Ketegangan antara dua raksasa ekonomi dunia, China dan Amerika Serikat, terus berlangsung slot server thailand super gacor hingga pertengahan 2025. Meski sempat menunjukkan sinyal positif melalui pertemuan diplomatik dan kesepakatan dagang terbatas, hubungan dagang kedua negara tetap dibayangi oleh konflik yang lebih dalam: sanksi teknologi.
Sanksi yang diberlakukan Amerika Serikat terhadap perusahaan-perusahaan teknologi China, terutama yang bergerak di bidang kecerdasan buatan (AI), semikonduktor, dan telekomunikasi, menjadi batu sandungan utama dalam upaya pemulihan hubungan ekonomi bilateral. Di sisi lain, China menanggapi sanksi ini dengan kebijakan balasan dan dorongan besar terhadap kemandirian teknologi, yang semakin memperlebar jurang ketegangan di antara keduanya.
Latar Belakang Ketegangan
Sejak masa pemerintahan Donald Trump, Amerika Serikat mulai memberlakukan sanksi terhadap sejumlah perusahaan teknologi China, dengan alasan keamanan nasional. Perusahaan seperti Huawei, ZTE, dan SMIC masuk dalam daftar hitam perdagangan AS (Entity List), yang membatasi akses mereka terhadap teknologi, perangkat lunak, dan peralatan buatan Amerika.

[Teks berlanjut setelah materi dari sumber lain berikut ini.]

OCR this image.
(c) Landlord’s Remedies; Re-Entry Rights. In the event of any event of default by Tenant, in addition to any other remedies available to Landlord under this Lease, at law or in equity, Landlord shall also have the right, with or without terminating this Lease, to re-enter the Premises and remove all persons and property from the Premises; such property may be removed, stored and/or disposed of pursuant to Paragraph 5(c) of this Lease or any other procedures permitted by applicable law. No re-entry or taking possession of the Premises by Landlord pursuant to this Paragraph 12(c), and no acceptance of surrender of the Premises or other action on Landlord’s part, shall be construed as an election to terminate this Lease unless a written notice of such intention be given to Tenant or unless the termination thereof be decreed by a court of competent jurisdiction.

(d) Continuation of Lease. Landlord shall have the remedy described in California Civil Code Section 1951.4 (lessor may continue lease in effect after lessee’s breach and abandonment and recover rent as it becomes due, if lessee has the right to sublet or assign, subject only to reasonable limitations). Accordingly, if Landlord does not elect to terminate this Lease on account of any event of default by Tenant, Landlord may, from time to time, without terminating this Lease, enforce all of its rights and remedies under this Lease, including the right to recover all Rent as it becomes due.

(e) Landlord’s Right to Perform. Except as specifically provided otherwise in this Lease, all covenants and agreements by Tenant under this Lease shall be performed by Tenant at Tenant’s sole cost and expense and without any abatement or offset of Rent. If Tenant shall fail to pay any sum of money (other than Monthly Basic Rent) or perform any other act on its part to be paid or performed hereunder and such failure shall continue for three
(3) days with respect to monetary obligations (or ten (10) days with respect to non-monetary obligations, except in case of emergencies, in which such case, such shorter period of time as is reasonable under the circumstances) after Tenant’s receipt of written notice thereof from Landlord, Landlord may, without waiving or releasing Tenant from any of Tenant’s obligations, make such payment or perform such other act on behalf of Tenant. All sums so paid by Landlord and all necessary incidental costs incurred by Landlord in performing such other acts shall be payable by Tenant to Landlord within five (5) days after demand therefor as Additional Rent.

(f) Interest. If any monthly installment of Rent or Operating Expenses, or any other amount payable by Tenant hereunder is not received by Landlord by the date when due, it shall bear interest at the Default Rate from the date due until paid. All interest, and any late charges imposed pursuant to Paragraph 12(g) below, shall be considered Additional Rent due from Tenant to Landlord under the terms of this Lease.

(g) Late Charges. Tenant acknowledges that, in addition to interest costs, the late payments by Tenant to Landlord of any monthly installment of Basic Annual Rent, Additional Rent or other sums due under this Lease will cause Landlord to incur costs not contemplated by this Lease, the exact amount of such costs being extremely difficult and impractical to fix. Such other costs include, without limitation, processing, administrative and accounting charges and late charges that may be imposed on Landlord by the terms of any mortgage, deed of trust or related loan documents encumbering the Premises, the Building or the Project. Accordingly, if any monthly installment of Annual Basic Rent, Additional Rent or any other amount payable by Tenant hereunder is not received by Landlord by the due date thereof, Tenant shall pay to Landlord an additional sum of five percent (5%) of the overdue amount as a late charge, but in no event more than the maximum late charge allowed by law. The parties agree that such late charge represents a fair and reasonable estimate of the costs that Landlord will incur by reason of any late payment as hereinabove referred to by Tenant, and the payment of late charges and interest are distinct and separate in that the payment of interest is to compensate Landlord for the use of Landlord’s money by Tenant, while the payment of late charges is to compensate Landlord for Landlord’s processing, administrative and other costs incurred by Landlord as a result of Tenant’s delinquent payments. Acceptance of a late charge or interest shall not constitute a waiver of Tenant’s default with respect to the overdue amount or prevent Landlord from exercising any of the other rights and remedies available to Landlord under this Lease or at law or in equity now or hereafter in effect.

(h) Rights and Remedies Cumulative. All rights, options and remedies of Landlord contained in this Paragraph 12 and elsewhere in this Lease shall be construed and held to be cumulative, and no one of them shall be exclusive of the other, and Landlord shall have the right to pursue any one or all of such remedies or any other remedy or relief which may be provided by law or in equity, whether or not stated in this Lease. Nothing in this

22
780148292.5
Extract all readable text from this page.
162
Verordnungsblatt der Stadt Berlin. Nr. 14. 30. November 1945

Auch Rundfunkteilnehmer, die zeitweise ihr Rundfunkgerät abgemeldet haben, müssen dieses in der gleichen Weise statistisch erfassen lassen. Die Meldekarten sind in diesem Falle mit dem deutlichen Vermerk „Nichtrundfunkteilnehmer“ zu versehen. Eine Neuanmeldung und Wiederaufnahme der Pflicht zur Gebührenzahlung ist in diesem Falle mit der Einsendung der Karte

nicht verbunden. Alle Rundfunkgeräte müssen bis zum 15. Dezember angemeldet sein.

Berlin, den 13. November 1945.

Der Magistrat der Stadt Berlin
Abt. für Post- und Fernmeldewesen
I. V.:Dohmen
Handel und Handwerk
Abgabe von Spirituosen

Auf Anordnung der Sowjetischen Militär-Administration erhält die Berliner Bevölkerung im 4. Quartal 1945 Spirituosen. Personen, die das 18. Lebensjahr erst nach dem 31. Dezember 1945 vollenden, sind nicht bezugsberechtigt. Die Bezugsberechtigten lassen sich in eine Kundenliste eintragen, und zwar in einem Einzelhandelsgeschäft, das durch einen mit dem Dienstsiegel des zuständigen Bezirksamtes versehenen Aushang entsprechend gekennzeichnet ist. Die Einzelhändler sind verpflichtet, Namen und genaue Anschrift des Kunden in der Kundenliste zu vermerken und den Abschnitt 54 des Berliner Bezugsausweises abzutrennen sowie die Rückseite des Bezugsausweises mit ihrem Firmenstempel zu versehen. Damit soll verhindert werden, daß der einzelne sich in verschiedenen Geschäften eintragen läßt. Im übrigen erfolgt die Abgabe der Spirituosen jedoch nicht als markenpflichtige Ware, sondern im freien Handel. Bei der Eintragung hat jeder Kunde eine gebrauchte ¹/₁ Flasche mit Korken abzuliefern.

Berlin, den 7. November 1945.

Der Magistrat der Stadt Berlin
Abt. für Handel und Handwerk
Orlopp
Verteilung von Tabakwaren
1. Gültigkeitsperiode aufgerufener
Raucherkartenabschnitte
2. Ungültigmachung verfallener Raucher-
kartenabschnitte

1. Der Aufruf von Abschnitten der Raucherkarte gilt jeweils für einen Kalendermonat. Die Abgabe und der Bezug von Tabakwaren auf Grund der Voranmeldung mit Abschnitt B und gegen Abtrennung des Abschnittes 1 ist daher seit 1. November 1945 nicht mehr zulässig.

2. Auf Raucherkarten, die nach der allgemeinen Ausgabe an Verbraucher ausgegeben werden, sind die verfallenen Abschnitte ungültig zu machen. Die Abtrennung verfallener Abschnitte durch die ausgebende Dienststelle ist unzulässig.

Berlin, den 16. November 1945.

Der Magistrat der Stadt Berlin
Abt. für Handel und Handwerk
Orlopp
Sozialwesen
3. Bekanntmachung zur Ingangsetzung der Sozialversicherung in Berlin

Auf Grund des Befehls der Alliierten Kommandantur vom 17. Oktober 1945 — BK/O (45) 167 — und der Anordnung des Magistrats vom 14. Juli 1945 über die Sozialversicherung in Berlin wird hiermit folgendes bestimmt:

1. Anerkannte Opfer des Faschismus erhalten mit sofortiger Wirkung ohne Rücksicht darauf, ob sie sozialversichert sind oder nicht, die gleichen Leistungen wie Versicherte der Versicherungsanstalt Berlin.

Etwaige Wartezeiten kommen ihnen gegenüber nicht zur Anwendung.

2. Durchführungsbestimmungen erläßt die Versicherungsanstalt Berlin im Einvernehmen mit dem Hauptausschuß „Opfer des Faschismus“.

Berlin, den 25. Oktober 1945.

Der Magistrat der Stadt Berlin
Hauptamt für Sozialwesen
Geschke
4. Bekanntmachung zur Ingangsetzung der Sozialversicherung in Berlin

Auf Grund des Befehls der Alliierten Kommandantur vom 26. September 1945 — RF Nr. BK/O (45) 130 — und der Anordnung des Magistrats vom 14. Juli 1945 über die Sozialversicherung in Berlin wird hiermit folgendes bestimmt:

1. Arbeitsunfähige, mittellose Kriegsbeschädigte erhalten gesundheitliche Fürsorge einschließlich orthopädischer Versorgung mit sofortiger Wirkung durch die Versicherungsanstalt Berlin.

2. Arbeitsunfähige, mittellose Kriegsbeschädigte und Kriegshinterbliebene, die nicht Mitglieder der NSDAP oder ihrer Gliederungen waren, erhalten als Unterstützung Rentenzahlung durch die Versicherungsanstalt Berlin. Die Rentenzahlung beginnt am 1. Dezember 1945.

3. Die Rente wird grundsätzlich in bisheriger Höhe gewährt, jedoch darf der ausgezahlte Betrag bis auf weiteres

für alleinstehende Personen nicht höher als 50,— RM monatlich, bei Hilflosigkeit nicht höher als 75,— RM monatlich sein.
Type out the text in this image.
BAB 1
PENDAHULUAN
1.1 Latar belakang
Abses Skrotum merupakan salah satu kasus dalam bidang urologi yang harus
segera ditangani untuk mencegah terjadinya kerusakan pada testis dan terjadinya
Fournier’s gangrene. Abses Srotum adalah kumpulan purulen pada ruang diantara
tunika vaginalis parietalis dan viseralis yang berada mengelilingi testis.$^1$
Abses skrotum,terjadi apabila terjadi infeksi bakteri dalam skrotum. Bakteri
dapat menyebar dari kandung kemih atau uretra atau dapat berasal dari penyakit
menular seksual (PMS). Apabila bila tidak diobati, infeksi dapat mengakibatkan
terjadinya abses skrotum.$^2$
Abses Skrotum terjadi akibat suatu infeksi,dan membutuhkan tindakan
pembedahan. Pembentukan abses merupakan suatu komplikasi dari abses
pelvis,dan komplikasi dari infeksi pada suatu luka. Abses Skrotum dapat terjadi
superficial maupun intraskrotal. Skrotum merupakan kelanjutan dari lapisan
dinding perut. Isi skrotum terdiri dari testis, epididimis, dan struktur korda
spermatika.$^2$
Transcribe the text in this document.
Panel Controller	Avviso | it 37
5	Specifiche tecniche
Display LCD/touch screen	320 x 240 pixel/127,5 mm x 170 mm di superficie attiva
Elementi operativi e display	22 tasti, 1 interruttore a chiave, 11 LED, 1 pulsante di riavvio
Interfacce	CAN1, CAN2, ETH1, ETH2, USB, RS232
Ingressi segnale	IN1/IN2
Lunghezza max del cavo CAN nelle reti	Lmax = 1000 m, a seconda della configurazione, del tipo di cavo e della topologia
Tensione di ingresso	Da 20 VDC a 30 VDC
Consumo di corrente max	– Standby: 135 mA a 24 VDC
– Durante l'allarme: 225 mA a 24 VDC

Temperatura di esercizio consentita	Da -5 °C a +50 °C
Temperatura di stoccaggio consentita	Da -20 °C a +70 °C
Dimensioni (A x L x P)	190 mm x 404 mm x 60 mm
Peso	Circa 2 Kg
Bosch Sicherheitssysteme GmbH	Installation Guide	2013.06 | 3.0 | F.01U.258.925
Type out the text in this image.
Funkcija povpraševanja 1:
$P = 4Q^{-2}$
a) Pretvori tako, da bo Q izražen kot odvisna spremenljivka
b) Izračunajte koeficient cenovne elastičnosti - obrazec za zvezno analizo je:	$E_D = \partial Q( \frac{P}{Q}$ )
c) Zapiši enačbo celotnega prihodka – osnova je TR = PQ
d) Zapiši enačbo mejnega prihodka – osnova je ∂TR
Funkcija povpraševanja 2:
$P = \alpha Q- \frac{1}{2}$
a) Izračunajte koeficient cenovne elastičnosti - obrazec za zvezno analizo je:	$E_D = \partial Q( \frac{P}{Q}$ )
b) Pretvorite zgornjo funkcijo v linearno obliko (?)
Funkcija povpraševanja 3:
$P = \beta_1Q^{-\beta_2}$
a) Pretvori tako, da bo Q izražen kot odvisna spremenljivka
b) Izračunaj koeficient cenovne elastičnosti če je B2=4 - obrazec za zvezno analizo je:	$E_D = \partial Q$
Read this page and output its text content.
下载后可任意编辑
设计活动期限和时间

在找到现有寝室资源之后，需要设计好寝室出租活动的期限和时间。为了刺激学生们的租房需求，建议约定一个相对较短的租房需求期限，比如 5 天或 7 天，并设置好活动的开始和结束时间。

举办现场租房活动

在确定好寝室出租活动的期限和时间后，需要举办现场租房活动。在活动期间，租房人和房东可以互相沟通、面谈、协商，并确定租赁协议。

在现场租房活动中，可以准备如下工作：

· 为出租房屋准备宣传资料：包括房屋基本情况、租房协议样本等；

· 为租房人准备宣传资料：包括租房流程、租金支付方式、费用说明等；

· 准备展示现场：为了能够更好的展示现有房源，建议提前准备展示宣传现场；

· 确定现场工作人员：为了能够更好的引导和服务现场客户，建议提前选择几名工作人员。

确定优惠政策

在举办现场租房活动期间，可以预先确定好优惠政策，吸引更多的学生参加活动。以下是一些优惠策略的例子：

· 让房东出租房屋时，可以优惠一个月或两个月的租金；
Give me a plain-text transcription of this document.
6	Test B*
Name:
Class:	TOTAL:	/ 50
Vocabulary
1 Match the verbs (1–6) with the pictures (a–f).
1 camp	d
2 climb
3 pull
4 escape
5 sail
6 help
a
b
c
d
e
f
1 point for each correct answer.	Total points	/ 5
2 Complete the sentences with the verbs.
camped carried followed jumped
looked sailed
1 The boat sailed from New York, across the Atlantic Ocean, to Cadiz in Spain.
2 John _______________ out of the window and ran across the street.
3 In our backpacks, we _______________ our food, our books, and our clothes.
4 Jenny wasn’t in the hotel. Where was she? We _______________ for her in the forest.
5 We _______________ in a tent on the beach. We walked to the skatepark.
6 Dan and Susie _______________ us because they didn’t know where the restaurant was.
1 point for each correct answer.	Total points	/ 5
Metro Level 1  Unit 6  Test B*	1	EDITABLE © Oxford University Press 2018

Respons China: Kemandirian Teknologi
Sebagai respons terhadap tekanan dari Barat, China mempercepat strategi pembangunan kemandirian teknologi. Pemerintah Tiongkok menggelontorkan miliaran dolar melalui dana negara dan insentif fiskal untuk mendukung pengembangan industri semikonduktor domestik. Program seperti “Made in China 2025” dan inisiatif terbaru “Xinchuang” (penggantian teknologi asing dengan produk dalam negeri) memperlihatkan komitmen jangka panjang Beijing dalam melepaskan ketergantungan dari teknologi Barat.
Selain itu, China juga membalas dengan langkah-langkah diplomatik dan ekonomi, termasuk pembatasan ekspor logam tanah jarang—bahan baku penting untuk produksi chip dan perangkat teknologi tinggi. Tindakan ini bertujuan menekan industri Barat yang masih sangat bergantung pada sumber daya alam dari China.
Dampak terhadap Hubungan Dagang
Meskipun total volume perdagangan antara China dan Amerika Serikat masih besar—mencapai lebih dari USD 650 miliar pada 2024—struktur dan karakter perdagangan telah berubah signifikan.
Meskipun proses ini belum menyeluruh, dampaknya terhadap globalisasi dan integrasi ekonomi global sudah mulai terlihat.
Prospek Ke Depan
Dalam jangka pendek, ketegangan diprediksi akan tetap tinggi. Pemilu Presiden AS yang akan berlangsung pada akhir 2024 membawa ketidakpastian tambahan. Baik Partai Demokrat maupun Republik umumnya bersikap keras terhadap China, meskipun dengan pendekatan yang berbeda.
Di sisi lain, China menghadapi tantangan ekonomi domestik, termasuk melambatnya pertumbuhan dan tingginya tingkat pengangguran di kalangan muda. Pemerintah Xi Jinping tampaknya akan tetap mempertahankan sikap keras terhadap AS untuk mempertahankan narasi nasionalisme dan kedaulatan teknologi.
Namun demikian, ada ruang untuk kerja sama terbatas, terutama dalam isu-isu global seperti perubahan iklim, pengendalian pandemi, dan stabilitas keuangan dunia. Beberapa pertemuan antara pejabat tinggi kedua negara menunjukkan bahwa dialog masih terbuka, meskipun hasilnya belum signifikan.
Kesimpulan
Hubungan dagang antara China dan Amerika Serikat tetap berada dalam kondisi tegang, dengan sanksi teknologi sebagai pusat konflik. Kedua negara saat ini terlibat dalam persaingan strategis yang bukan hanya bersifat ekonomi, tetapi juga geopolitik dan ideologis.